To replicate the file we used in the assignment, we need to add
- a win-loss percentage
# win-loss percentage is the number of wins, divided by the total number of games played
mlb_pay_wl <- mlb_pay_wl |>
mutate(wl_pct = round(w / (w + l), 3))
mlb_pay_wl
## # A tibble: 630 × 7
## year_num tm attend_g est_payroll w l wl_pct
## <dbl> <chr> <dbl> <dbl> <dbl> <dbl> <dbl>
## 1 1999 ANA 27816 55633166 70 92 0.432
## 2 1999 ARI 37280 68703999 100 62 0.617
## 3 1999 ATL 40554 73341000 103 59 0.636
## 4 1999 BAL 42385 80805863 78 84 0.481
## 5 1999 BOS 30200 64097500 94 68 0.58
## 6 1999 CHC 34739 62343000 67 95 0.414
## 7 1999 CHW 16529 25820000 75 86 0.466
## 8 1999 CIN 25137 33962761 96 67 0.589
## 9 1999 CLE 42820 73679962 97 65 0.599
## 10 1999 COL 42976 61935837 72 90 0.444
## # ℹ 620 more rows
- the pay index, comparing the individual team payroll to the average of all the teams that season, where 100 is the league average.
Note that this requires a group/ungroup within the pipe.
mlb_pay_wl <- mlb_pay_wl |>
group_by(year_num) |>
mutate(league_avg_pay = mean(est_payroll)) |>
ungroup() |>
mutate(pay_pct_league = est_payroll / league_avg_pay * 100)
mlb_pay_wl
## # A tibble: 630 × 9
## year_num tm attend_g est_payroll w l wl_pct league_avg_pay pay_pct_league
## <dbl> <chr> <dbl> <dbl> <dbl> <dbl> <dbl> <dbl> <dbl>
## 1 1999 ANA 27816 55633166 70 92 0.432 50119642. 111.

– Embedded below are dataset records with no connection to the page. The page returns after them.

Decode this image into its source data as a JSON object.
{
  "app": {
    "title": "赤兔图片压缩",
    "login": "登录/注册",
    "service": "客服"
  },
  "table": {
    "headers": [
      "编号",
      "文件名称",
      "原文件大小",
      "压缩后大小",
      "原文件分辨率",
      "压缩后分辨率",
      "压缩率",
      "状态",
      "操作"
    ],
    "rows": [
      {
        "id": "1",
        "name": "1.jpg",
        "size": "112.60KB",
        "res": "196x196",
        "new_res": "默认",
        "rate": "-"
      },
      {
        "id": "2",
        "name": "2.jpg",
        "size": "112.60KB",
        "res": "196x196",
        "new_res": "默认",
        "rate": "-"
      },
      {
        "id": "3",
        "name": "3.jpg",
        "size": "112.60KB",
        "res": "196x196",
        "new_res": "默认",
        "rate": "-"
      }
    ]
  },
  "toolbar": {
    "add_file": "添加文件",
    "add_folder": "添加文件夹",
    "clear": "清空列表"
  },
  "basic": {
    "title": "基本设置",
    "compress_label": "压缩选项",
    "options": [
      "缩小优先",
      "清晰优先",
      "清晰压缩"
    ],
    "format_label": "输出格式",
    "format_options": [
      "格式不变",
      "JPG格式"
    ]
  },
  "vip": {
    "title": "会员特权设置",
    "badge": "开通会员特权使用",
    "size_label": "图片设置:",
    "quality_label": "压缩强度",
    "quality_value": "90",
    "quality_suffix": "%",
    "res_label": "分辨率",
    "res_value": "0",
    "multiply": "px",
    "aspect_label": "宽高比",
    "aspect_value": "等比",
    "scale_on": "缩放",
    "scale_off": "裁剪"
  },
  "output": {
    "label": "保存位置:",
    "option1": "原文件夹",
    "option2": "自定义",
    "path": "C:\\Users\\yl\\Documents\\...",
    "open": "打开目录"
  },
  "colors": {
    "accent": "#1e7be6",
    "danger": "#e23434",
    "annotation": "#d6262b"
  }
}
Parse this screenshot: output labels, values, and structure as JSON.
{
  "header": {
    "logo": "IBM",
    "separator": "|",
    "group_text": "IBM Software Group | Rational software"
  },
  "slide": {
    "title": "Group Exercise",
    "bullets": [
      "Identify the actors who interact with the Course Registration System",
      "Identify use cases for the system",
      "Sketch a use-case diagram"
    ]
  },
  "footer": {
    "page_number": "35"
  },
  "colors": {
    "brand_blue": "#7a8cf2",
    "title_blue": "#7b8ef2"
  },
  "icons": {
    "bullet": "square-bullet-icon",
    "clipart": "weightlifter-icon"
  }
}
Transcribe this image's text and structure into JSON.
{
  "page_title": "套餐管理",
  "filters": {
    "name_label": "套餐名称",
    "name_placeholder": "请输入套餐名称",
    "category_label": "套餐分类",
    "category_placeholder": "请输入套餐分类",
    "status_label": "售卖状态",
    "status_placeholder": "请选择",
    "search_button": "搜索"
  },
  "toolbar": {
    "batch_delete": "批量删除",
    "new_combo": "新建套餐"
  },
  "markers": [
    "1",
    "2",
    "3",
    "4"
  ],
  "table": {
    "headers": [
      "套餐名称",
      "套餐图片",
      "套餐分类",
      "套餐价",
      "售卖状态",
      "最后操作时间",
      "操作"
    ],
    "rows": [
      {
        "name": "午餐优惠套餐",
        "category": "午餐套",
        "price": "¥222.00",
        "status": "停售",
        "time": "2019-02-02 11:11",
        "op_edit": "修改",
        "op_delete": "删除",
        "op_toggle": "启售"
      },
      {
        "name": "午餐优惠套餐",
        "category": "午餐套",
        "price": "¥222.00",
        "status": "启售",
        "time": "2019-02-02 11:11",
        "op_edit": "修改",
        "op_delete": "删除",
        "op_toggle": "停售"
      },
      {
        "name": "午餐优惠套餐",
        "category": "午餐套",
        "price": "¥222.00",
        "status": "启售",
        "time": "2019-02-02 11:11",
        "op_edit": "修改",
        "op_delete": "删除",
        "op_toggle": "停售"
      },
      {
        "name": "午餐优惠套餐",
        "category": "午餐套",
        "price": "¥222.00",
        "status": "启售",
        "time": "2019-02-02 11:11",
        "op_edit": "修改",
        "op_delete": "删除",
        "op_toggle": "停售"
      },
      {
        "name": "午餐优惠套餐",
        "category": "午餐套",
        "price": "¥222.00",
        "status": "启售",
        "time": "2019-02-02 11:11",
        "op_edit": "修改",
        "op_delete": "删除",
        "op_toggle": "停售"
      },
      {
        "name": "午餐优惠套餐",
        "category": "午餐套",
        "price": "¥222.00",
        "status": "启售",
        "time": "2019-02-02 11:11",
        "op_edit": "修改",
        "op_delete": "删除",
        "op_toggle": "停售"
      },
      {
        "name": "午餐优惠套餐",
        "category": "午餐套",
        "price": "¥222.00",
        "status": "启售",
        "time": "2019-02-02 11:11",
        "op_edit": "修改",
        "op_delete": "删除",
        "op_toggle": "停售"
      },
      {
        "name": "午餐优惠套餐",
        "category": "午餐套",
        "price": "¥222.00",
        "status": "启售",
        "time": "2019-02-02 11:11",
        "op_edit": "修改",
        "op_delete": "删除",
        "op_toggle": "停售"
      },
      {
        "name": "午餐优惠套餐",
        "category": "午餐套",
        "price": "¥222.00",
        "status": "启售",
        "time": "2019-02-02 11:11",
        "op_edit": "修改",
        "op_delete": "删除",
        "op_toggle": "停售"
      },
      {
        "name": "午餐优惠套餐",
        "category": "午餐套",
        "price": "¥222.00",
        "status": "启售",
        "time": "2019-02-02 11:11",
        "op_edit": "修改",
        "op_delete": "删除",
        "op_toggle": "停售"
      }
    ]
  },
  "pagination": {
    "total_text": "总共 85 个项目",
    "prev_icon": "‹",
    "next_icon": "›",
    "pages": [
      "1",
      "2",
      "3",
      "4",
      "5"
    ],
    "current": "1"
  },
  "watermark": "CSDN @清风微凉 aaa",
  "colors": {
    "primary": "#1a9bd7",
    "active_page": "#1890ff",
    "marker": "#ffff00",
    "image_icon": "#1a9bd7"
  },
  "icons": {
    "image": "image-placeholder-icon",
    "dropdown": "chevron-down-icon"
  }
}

## 2 1999 ARI 37280 68703999 100 62 0.617 50119642. 137.
## 3 1999 ATL 40554 73341000 103 59 0.636 50119642. 146.
## 4 1999 BAL 42385 80805863 78 84 0.481 50119642. 161.
## 5 1999 BOS 30200 64097500 94 68 0.58 50119642. 128.
## 6 1999 CHC 34739 62343000 67 95 0.414 50119642. 124.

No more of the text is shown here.